According to News Medical, scientific experiments examining what happens to the faulty channel protein that causes cystic fibrosis (CF) during inflammation have yielded unexpected results. In the article “An unexpected effect of TNF-a on F508del-CFTR maturation and function,” the authors of the study report that a 10-minute exposure of cells expressing the faulty CFTR channel to TNF-a, an inflammatory cytokine produced by white blood cells, can temporarily fix these cells.
The researchers found a transient form of this effect in HeLa cells, which the scientists found surprising. The researchers then repeated the experiments in human bronchial epithelial cells, which have more clinical relevance to the condition, and found an even better effect with the cells working as they should for at least 24 hours, according to News Medical.

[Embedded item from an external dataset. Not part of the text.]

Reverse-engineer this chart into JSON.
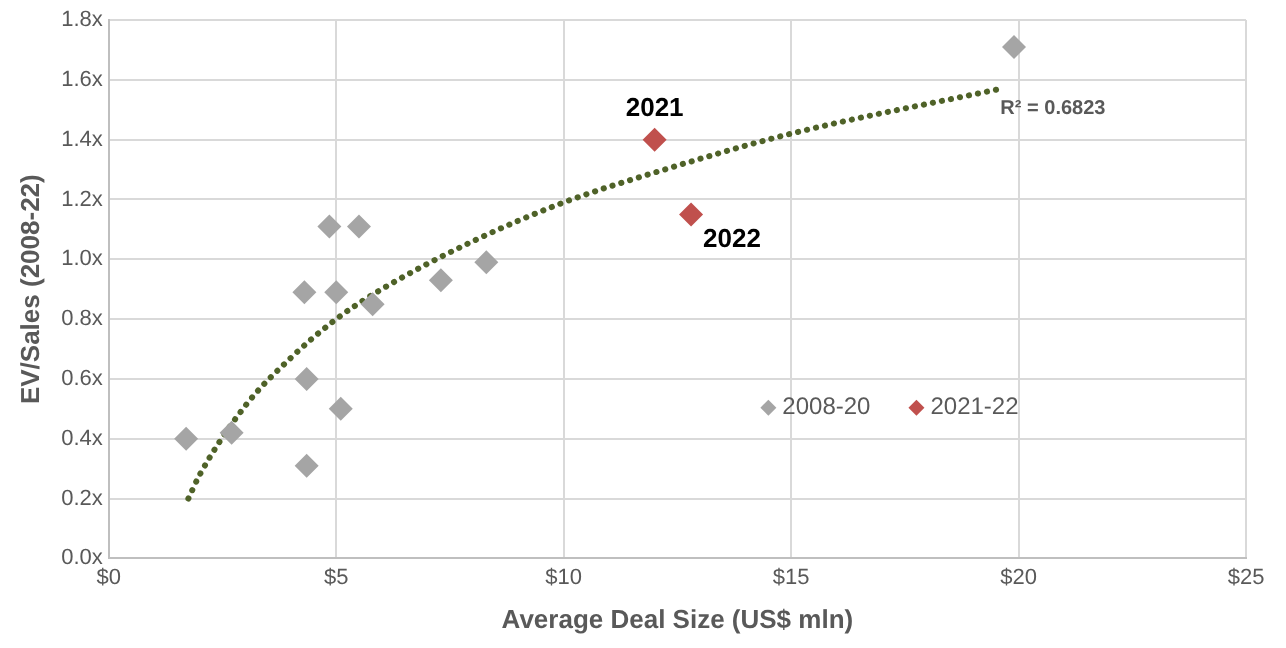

Additional experiments explained that TNF-a achieves this by preventing the faulty CFTR protein from being degraded before it is successfully transported to the cell membrane.
Aleksander Edelman, principal investigator of the study, says, “We hope to investigate whether TNF-? is linked to the severity of cystic fibrosis; if so then TNF-alpha levels might be one of a panel of molecules that could be used as a prognostic marker in the disease.”
The study has just passed peer review on F1000Reserach, an open science-publishing platform.
“These findings are an exciting development in the bid to find a cure for cystic fibrosis – a devastating disease that affects many thousands of people worldwide,” explains Rebecca Lawrence, managing director of F1000Research. “It is really important that results of this nature are published in the public domain as quickly as possible for peer review and we are pleased to be able to facilitate this through our open science publishing platform.”